In a conventional, rotating (synchronous) motor, alternating current flows through the coils of the stator (primary part). This creates a magnetic field that interacts with the magnetic field of the permanent magnet in the rotor (secondary). The superposition of the two magnetic fields creates forces which rotate the rotor in the stator.
If a rotating motor is unwound and the stator (primary part) is stretched flat along the path, a linear motor is created.
The principle of a linear motor
In order for the secondary part to move linearly across the stator, a travelling magnetic field is required. This travelling field is in turn generated by a current flowing in the stator.

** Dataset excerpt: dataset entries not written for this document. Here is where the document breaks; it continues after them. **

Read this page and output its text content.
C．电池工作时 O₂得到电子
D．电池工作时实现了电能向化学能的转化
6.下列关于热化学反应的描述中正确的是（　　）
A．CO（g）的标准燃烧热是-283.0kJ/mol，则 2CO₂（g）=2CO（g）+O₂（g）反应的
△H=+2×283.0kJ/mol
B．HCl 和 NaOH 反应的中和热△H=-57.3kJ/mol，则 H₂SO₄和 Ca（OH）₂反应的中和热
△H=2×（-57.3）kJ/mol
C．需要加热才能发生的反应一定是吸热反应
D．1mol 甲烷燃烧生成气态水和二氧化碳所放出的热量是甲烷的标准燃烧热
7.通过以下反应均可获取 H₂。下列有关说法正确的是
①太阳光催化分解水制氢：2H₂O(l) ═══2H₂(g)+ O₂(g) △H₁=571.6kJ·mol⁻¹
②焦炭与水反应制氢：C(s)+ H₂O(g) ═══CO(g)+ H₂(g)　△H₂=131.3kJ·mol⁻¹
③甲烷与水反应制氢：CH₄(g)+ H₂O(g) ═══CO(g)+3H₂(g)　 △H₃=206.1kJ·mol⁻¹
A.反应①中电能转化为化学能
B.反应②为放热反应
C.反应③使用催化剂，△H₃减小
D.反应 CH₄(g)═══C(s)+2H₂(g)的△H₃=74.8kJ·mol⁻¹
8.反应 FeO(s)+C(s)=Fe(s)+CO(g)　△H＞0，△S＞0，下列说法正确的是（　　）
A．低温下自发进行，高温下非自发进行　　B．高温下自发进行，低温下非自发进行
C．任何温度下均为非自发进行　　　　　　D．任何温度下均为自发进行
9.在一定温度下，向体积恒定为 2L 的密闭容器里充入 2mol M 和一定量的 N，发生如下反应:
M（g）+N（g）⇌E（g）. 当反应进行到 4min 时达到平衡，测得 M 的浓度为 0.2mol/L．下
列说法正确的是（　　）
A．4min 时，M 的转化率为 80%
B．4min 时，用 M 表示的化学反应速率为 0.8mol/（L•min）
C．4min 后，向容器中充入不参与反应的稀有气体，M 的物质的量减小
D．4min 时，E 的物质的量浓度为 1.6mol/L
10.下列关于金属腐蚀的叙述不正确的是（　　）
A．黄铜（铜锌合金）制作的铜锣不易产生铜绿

The magnetic field of the secondary and the moving magnetic field of the stator generated by the current are also superimposed in the linear motor. The result is a linear movement of the secondary (e.g. of a carriage) – depending on the alternating current flowing in the stator.

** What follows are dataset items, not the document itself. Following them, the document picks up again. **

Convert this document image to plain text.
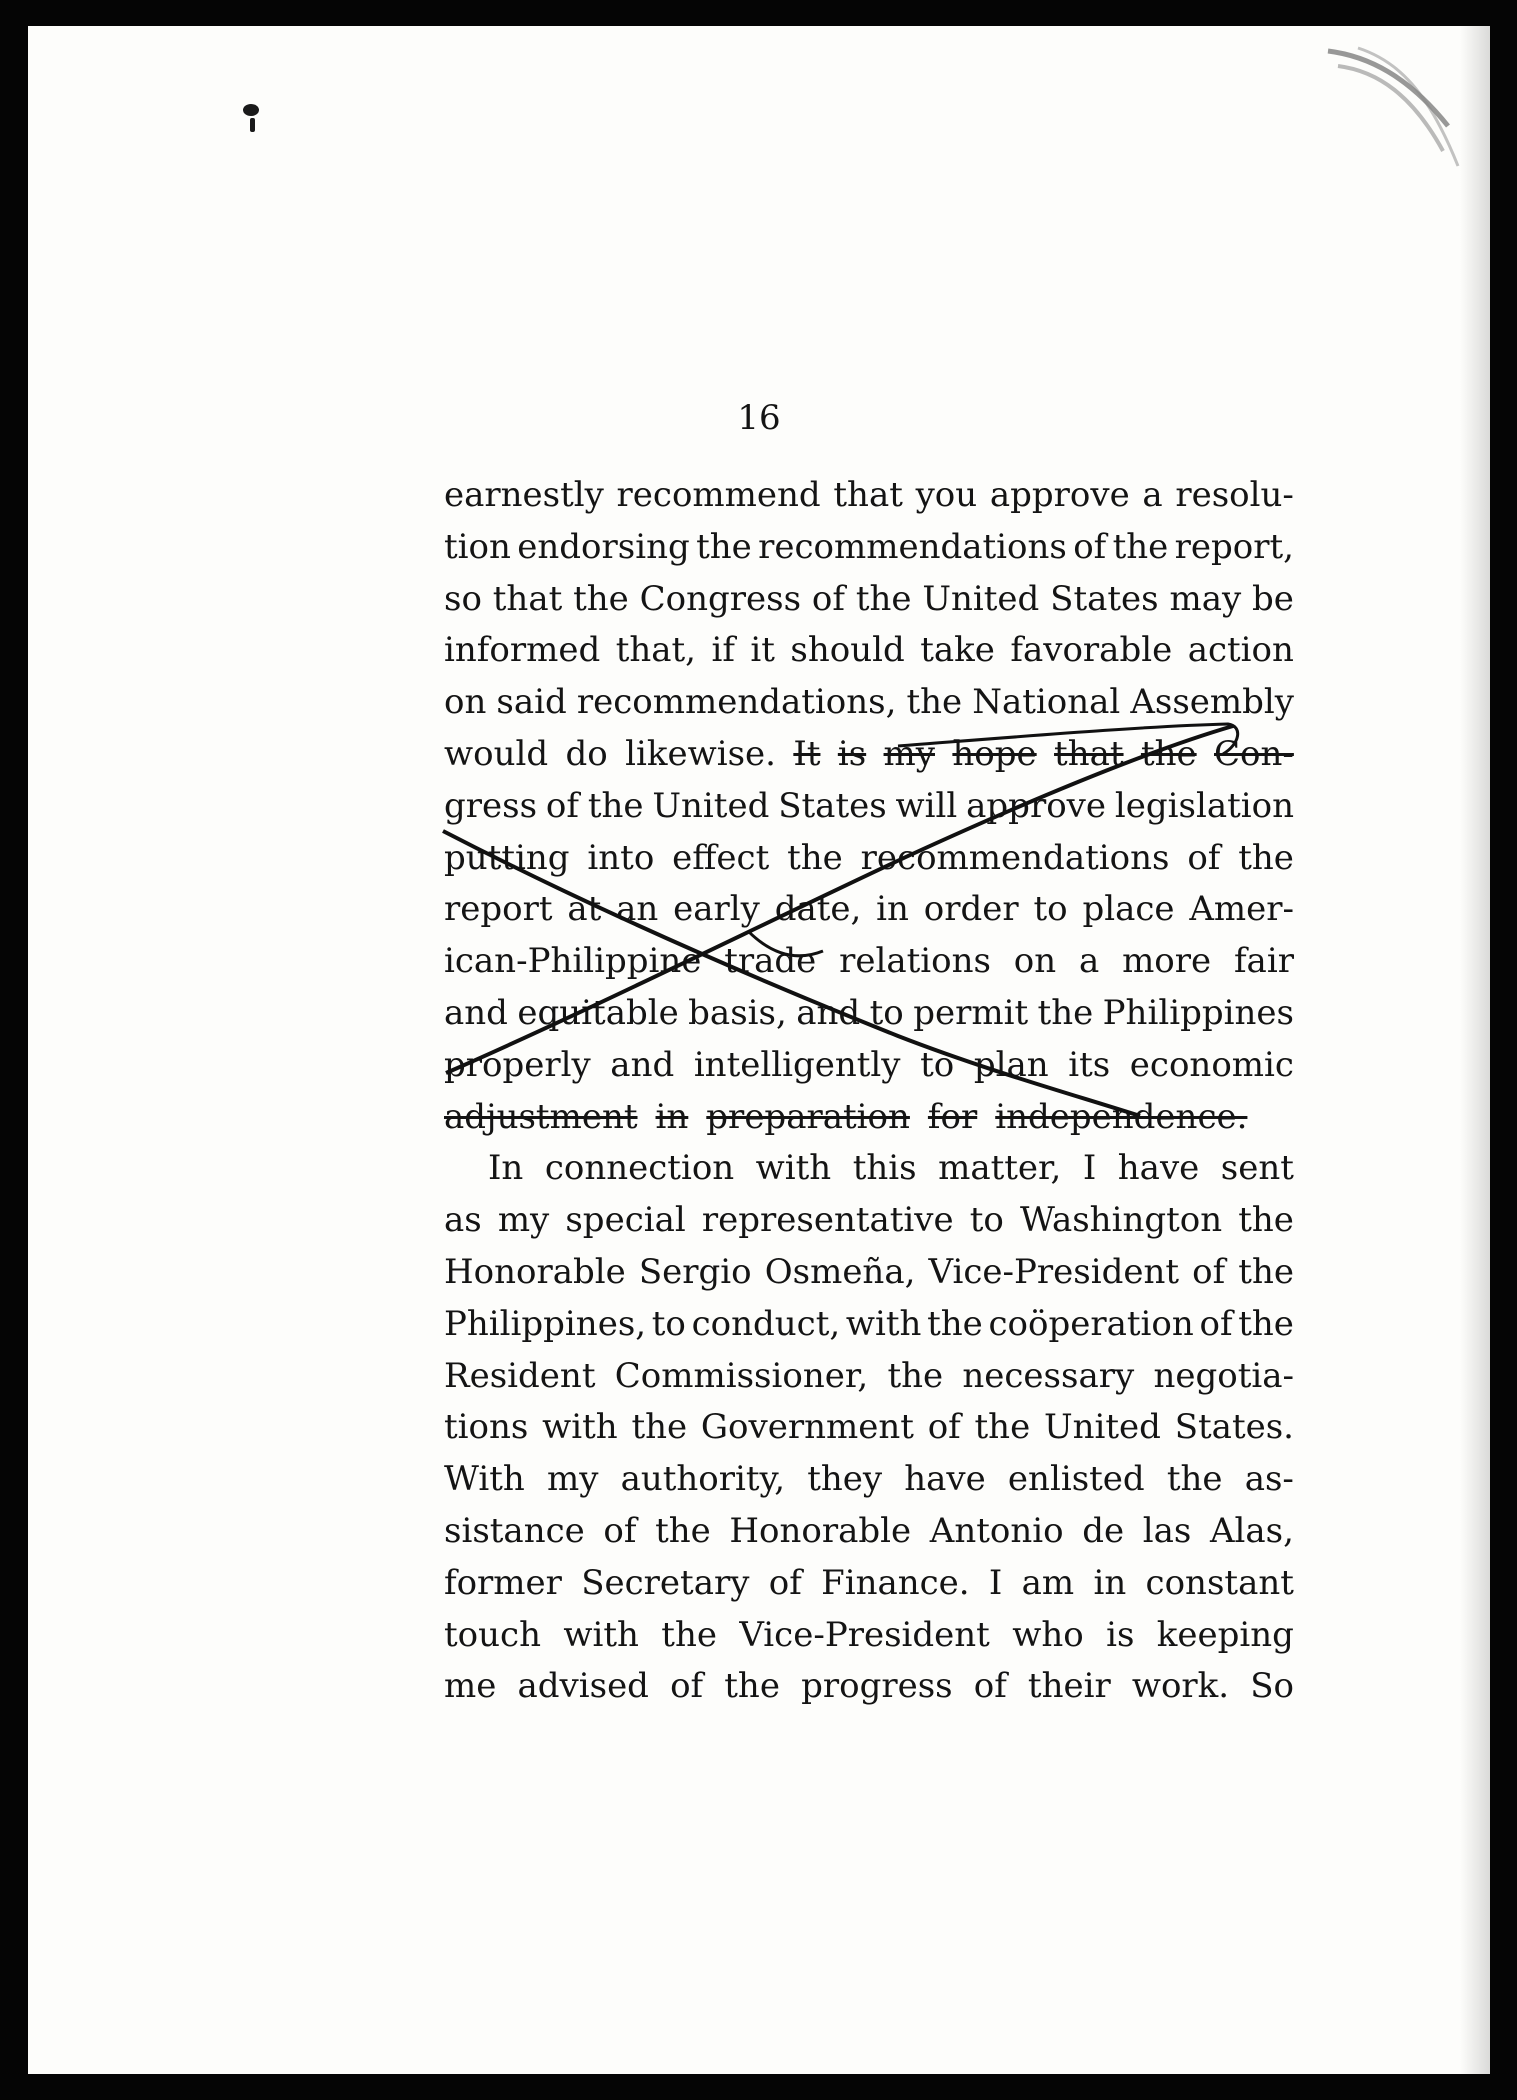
16

earnestly recommend that you approve a resolu-
tion endorsing the recommendations of the report,
so that the Congress of the United States may be
informed that, if it should take favorable action
on said recommendations, the National Assembly
would do likewise. It is my hope that the Con-
gress of the United States will approve legislation
putting into effect the recommendations of the
report at an early date, in order to place Amer-
ican-Philippine trade relations on a more fair
and equitable basis, and to permit the Philippines
properly and intelligently to plan its economic
adjustment in preparation for independence.
In connection with this matter, I have sent
as my special representative to Washington the
Honorable Sergio Osmeña, Vice-President of the
Philippines, to conduct, with the coöperation of the
Resident Commissioner, the necessary negotia-
tions with the Government of the United States.
With my authority, they have enlisted the as-
sistance of the Honorable Antonio de las Alas,
former Secretary of Finance. I am in constant
touch with the Vice-President who is keeping
me advised of the progress of their work. So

On the one hand, the secondary can consist of a simple metal plate. In this case, the moving field of the stator induces a current in the secondary. This current flow forms its own magnetic field, which in turn interacts with the moving magnetic field of the stator. The resulting forces move the secondary part asynchronously to the moving magnetic field. Such an arrangement is called a linear induction motor or LIM for short.
On the other hand, the secondary can also consist of permanent magnets. In this case, the phase position and the frequency of the excitation current must be adapted to the position and speed of the secondary. This is achieved by means of a special probe system and corresponding control electronics. This drive is referred to as a linear synchronous motor or LSM for short.

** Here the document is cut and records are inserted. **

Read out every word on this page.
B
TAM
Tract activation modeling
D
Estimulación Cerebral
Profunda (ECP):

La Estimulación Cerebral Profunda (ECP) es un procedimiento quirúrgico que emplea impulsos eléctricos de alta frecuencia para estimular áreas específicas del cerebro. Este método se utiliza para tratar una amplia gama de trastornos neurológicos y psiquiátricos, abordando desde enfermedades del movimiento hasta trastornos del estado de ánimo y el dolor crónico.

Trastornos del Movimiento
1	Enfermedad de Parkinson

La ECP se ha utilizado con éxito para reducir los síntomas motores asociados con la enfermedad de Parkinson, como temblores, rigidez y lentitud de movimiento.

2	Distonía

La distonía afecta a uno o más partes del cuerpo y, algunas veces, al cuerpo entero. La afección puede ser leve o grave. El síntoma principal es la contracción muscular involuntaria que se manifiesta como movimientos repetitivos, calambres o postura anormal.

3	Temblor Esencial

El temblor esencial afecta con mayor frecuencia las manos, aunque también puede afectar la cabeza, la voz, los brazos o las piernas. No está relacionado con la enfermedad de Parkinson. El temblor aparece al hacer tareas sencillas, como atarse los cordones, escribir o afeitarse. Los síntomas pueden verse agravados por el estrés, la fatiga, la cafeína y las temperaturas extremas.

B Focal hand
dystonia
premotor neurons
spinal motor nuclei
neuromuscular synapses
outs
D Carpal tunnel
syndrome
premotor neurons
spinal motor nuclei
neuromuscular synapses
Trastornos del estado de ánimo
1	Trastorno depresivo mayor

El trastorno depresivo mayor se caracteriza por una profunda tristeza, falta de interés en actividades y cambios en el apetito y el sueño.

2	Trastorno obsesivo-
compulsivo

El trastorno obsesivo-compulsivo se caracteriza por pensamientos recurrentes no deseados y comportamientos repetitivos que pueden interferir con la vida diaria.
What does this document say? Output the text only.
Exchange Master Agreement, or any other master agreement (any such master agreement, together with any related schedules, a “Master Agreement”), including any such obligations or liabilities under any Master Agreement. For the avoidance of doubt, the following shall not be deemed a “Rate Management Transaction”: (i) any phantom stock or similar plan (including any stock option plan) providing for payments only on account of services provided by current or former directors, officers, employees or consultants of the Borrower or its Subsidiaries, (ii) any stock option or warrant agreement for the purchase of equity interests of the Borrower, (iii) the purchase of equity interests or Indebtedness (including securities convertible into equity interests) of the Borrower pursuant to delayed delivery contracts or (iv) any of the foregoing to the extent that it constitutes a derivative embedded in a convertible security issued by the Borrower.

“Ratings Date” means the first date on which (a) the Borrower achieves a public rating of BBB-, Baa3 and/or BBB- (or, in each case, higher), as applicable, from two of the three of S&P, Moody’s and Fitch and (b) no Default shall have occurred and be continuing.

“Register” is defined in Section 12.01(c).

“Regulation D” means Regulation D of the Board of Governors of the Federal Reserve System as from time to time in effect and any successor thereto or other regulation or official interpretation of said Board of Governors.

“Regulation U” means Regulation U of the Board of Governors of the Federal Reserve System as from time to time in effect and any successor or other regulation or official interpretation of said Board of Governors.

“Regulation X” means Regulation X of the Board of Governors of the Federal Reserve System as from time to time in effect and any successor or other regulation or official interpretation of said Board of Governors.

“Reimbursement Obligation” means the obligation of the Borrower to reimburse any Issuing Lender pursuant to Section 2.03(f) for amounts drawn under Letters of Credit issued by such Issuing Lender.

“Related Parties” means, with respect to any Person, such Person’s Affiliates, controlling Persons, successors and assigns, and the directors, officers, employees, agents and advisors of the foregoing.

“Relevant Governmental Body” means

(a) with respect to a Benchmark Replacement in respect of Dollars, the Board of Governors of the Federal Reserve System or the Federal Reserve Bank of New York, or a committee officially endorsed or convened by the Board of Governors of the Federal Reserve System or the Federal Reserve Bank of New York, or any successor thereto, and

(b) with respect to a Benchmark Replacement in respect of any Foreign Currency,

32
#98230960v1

The driving force is transmitted to the secondary part completely contact-free and thus wear-free. If the sensor technology has a good resolution and the control electronics a high accuracy, then the position, the driving force and the speed with which the secondary moves can be precisely adjusted. The secondary can be accelerated (almost) at will or guided over longer distances at an extremely constant speed.
The advantage of the LSM system over the LIM system is its significantly higher efficiency and quasi-fixed teeth. This enables high-precision positioning without slippage. As a further advantage of the LSM system, the secondary part equipped with permanent magnets can also be used as an eddy current brake.
In individual cases, however, the LIM system can also offer advantages due to its lower secondary mass. For this reason, InTraSys offers both systems.